Prophezeiung an der Tankstelle auf dem Weg nach Schladming

Rund einen Monat später sind viele Zweifel und Sorgen wohl vergessen. Plötzlich gilt Nightrider Straßer sogar als Medaillenkandidat bei den Olympischen Winterspielen in Peking (4. bis 20. Februar). Neben dem Norweger Lucas Braathen, Österreichs Manuel Feller und Kristoffer Jakobsen aus Schweden ist Straßer der Einzige, der in dieser Saison bereits zweimal auf ein Podium im Slalom raste. Von Konstanz zu sprechen, wäre angesichts der übrigen Ergebnisse – Platz 14 sowie drei Nullnummern – jedoch vermessen.

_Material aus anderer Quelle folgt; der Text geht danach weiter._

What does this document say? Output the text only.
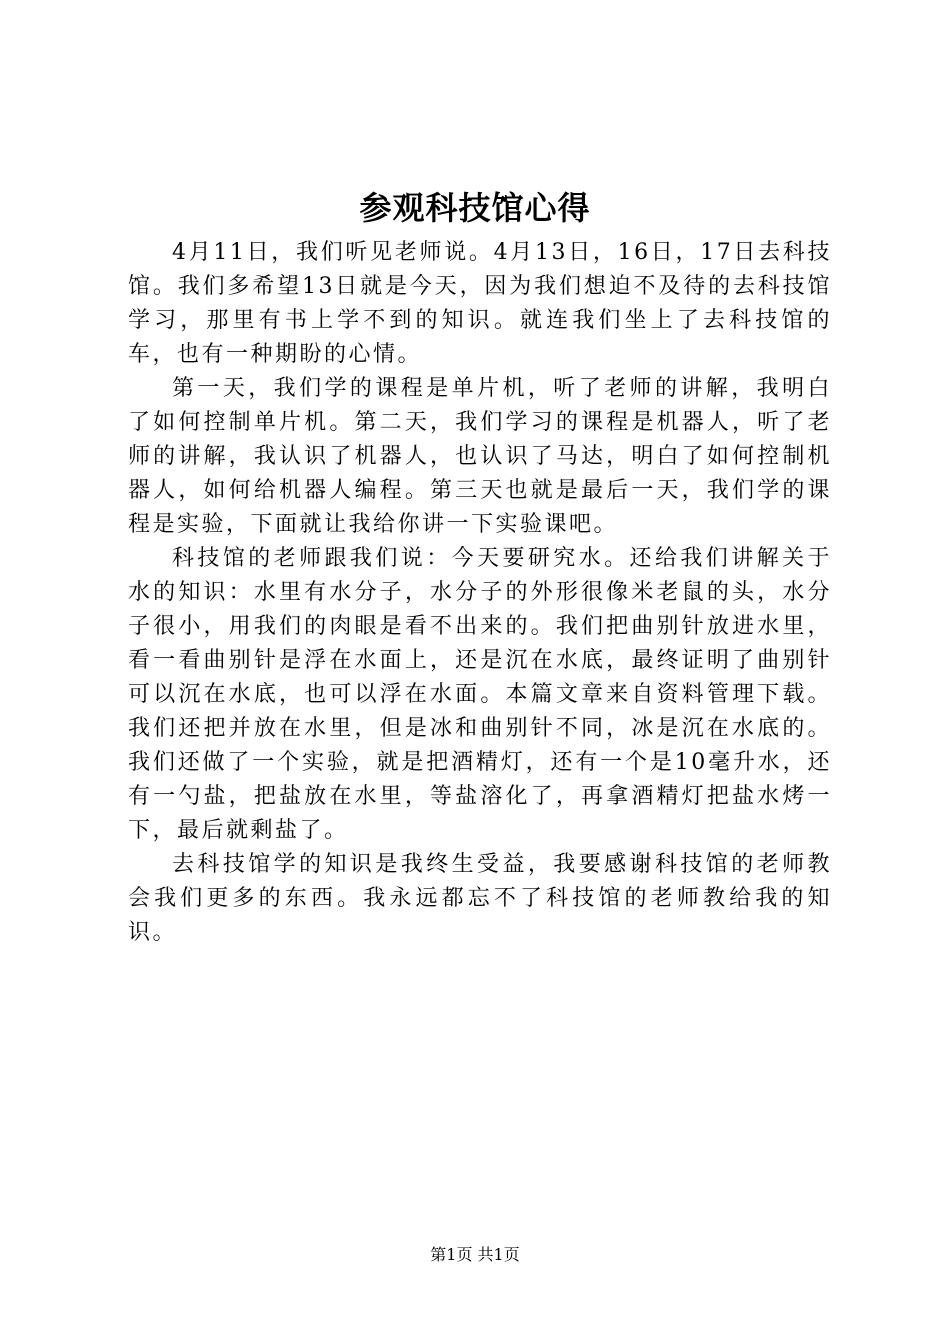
参观科技馆心得

4月11日，我们听见老师说。4月13日，16日，17日去科技馆。我们多希望13日就是今天，因为我们想迫不及待的去科技馆学习，那里有书上学不到的知识。就连我们坐上了去科技馆的车，也有一种期盼的心情。

第一天，我们学的课程是单片机，听了老师的讲解，我明白了如何控制单片机。第二天，我们学习的课程是机器人，听了老师的讲解，我认识了机器人，也认识了马达，明白了如何控制机器人，如何给机器人编程。第三天也就是最后一天，我们学的课程是实验，下面就让我给你讲一下实验课吧。

科技馆的老师跟我们说：今天要研究水。还给我们讲解关于水的知识：水里有水分子，水分子的外形很像米老鼠的头，水分子很小，用我们的肉眼是看不出来的。我们把曲别针放进水里，看一看曲别针是浮在水面上，还是沉在水底，最终证明了曲别针可以沉在水底，也可以浮在水面。本篇文章来自资料管理下载。我们还把并放在水里，但是冰和曲别针不同，冰是沉在水底的。我们还做了一个实验，就是把酒精灯，还有一个是10毫升水，还有一勺盐，把盐放在水里，等盐溶化了，再拿酒精灯把盐水烤一下，最后就剩盐了。

去科技馆学的知识是我终生受益，我要感谢科技馆的老师教会我们更多的东西。我永远都忘不了科技馆的老师教给我的知识。

第1页 共1页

„Zwischen Leid und so was hier liegt so wenig“, stellte auch Straßer nach seinem famosen Schladming-Sieg fest. Daher wolle er den Moment jetzt einfach mal genießen. Ein Moment, der nicht ganz überraschend kam, wie Straßer später verriet. „Des g’winnst heut, Straßer“, hatte ihm jemand an einer Tankstelle auf dem Weg nach Schladming zugebrüllt. Straßer lieferte.

Straßer hat seinen eigenen Weg gefunden

Dass der Oberbayer mittlerweile überhaupt zu den besten Slalomfahrern der Welt gehört, liegt auch an einem Reifeprozess, den er durchlief. Straßers Herangehensweise an die Rennen hat sich verändert. Aus einem Jungspund, der vor allem seinem großen Idol Neureuther nacheiferte, ist ein Athlet geworden, der seinen eigenen Weg verfolgt. „Ich, mein Skifahren und der Berg“, lautet der Plan des Oberbayern.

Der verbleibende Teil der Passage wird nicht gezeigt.